For the 10-year yield to get and stay through 4%, there would need to be an even deeper rate cut discount, one that verges on outright recession, he said. "We're not quite on that wavelength yet, but watching it carefully."


- Tariffs to spark global trade war

Mark Zandi, chief economist from Moody's Analytics, said the risks of a US recession starting in the coming year are uncomfortably high and rising.

"I would put them at 35%, up from 15% at the start of the year. For context, the typical recession probability is 15% -- the US economy historically suffers a recession every 6 or 7 years on average," he stressed.

The economy will likely suffer a downturn if the Trump administration follows through on the tariff increases it has announced and maintains those tariffs for more than a few months, he added.

Zandi said the tariffs will spark a global trade war, with US trading partners imposing their own tariffs and non-tariff barriers on US products.

Stock prices will also continue to slide, weighing on the wealth and spending of well-to-do Americans, which is driving much of the economy’s current growth, he stressed.

"Of course, the haphazard DOGE )Department of Government Efficiency) cuts to government jobs and funding and uncertainty over a government shutdown and the Treasury debt limit, which will come to the fore in coming weeks, are also weighing on the economy," he said.

"Needless to say, a weak or recessionary economy will also exacerbate the nation’s fiscal problems as it will hit tax revenues and automatically push up government spending on unemployment insurance and other income support programs,” he added.


- Economy fine but may ‘deteriorate quickly'

Olu Sonola, head of US Economic Research at Fitch Ratings, said his institution doesn’t have a recession in its forecast over the near term, but it is safe to say that the risk of a recession is a tad bit higher than it was a month ago or two.

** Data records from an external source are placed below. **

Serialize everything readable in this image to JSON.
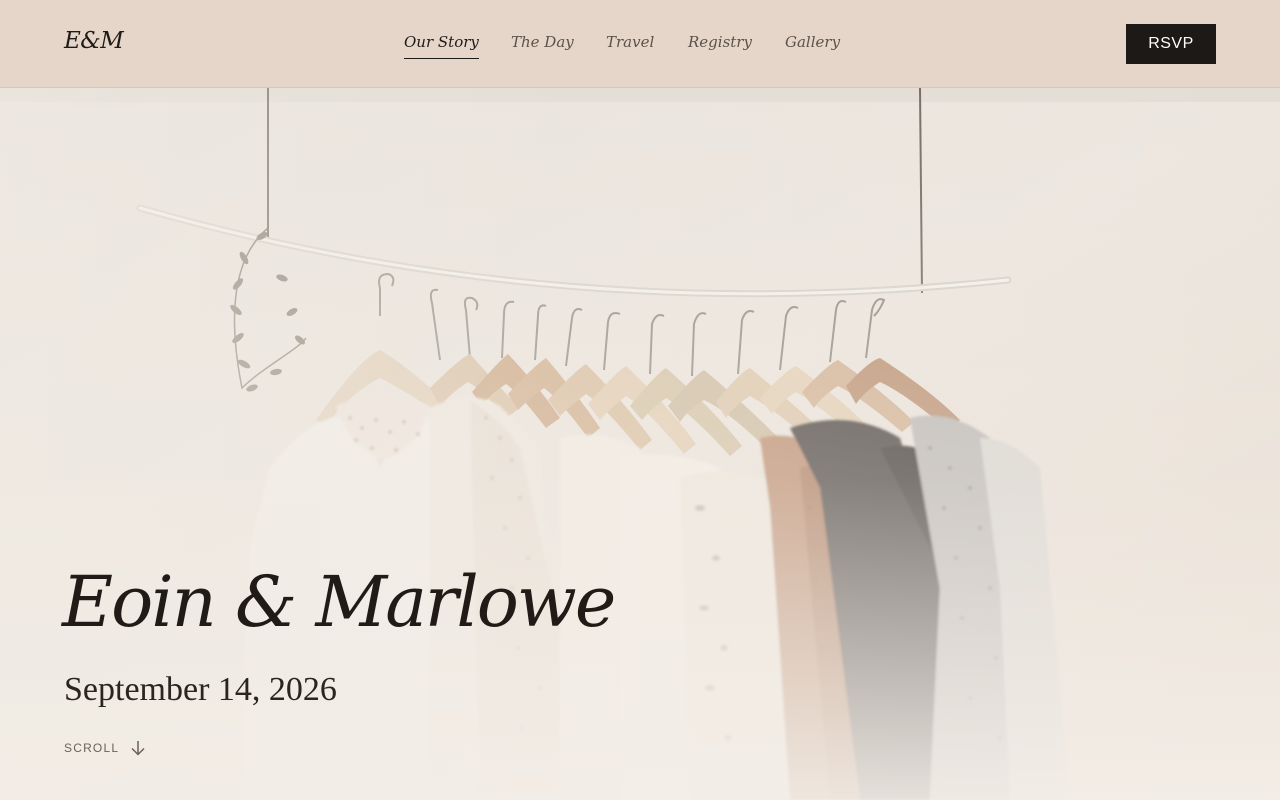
{
  "header": {
    "logo": "E&M",
    "nav": [
      {
        "label": "Our Story",
        "active": true
      },
      {
        "label": "The Day",
        "active": false
      },
      {
        "label": "Travel",
        "active": false
      },
      {
        "label": "Registry",
        "active": false
      },
      {
        "label": "Gallery",
        "active": false
      }
    ],
    "rsvp_label": "RSVP"
  },
  "hero": {
    "names": "Eoin & Marlowe",
    "date": "September 14, 2026",
    "scroll_label": "SCROLL",
    "scroll_icon": "arrow-down-icon"
  },
  "colors": {
    "header_bg": "#e6d6c9",
    "button_bg": "#1c1916",
    "text_dark": "#1f1b17",
    "hero_bg": "#efe8df"
  }
}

"If the market downturn continues unabated, and trade tensions continue at a dizzying pace, consumers and businesses are likely to take notice," he said. "Heightened uncertainty may encourage consumers to increase savings and pull back spending. Businesses may also pull back on capital expenditures and typically a severe downturn in business spending can trigger a recession."

Sonula said the economy is fine for now, but economic conditions could deteriorate quickly if a full-blown global trade war ensues.